Tantas definições, fases e rostos.
Mas no fim, não passa de um sentimento maravilhoso que se dá inconsequentemente.
É quando as palavras não são necessárias, a presença já basta. Coisas simples: movimentos, manias, comentários.
Essa coisinha chamada amizade tem contribuído bastante para a minha mutação, que aliás, vai muito bem obrigada. Sinto que ela já alcançou seu objetivo: mostrar-me quem sou, sem Laura 1 ou 2.
Apenas uma mistura de opiniões, contradições e sentimentos, contidos dentro de um corpo humano. Carne e osso, desejo e coragem, buscando... muita coisa.
Minha semana foi muito conturbada, parecia que o tempo não era suficiente nem para dormir. A lua fez questão de nascer bem grande e laranja, só para me fazer parar. Obrigada lua, você me lembrou de que tenho que respirar.
Tive minha primeira prova de filosofia. O medo que se instala sobre essa prova é incrível. É quase uma tradição: os veteranos passam medo nos calouros dizendo que a prova é difícil e pãs. Confesso que fácil não é mesmo, mas não é impossível. Não me saí tão bem quanto esperava, sei que na próxima não vou me deixar levar pelo nervosismo, ele não ajuda em nada, pelo contrário, só atrapalha.

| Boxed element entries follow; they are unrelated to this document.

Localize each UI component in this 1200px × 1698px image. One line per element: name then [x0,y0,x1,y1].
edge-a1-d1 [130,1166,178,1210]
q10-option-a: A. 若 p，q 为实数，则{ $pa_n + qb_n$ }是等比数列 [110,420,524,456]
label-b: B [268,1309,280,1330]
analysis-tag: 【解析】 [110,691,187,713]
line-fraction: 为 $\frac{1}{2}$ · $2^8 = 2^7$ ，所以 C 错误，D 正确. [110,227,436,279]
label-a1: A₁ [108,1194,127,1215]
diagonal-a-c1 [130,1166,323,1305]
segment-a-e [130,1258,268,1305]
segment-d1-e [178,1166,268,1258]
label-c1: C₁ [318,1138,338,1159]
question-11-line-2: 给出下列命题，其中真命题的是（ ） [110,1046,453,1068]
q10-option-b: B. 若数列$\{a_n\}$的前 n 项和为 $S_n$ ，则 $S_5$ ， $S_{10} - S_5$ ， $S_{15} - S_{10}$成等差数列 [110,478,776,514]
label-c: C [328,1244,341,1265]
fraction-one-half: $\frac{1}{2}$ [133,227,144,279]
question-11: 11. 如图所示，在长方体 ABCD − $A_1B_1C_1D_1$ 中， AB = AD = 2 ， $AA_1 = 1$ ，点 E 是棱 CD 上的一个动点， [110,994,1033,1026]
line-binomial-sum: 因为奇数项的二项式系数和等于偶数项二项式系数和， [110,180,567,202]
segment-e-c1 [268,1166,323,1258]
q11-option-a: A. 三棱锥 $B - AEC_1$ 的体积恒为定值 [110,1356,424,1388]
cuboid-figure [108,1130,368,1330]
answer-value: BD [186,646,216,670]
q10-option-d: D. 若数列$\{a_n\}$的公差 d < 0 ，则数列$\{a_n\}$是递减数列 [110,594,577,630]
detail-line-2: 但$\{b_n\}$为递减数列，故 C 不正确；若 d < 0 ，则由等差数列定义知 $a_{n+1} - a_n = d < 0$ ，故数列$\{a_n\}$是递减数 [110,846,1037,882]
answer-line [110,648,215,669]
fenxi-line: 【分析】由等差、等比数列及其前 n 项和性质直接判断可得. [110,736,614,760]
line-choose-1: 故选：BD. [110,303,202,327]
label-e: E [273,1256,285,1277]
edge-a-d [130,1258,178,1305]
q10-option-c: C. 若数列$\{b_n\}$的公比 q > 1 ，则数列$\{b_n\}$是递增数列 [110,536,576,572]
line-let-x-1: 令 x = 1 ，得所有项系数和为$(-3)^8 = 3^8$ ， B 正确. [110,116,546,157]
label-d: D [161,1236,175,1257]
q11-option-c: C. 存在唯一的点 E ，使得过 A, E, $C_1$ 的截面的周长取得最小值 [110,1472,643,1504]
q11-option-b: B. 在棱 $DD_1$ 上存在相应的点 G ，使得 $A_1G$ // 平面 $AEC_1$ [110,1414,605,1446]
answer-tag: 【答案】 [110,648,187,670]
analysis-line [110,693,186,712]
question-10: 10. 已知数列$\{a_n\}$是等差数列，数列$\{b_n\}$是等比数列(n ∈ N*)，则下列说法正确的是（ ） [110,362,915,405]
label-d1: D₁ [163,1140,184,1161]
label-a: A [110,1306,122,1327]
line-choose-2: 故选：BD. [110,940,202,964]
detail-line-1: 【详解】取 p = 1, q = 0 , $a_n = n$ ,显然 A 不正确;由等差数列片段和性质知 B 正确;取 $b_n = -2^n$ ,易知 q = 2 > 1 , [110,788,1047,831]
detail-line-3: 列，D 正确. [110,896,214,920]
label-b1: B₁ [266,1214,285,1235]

Quebrei mais um muro dentro de mim. Depois de muito estudo e de muitas olhadas no espelho dizendo: “larga de ser boba você sabe que é capaz”, venci minha batalha interna com física e matemática. Exatas não são tão pavorosas assim (Ok certeza de que sou eu aqui?). haha
O caçador de pipas é lindo. Narrado para te fazer entrar completamente na história, sentir o mesmo calafrio descrito pelo o autor. Acrescentou um pouco mais de tudo na minha confusa mente.
Então, resumindo: amizade, conflitos internos, filosofia, exatas, livros. Tudo é possível e tudo gera consequência, seja ela boa ou ruim.
O que seria de nós sem o verbo “arriscar”.
Se cuidem.
"Summertime, time, time... Child, the living's easy."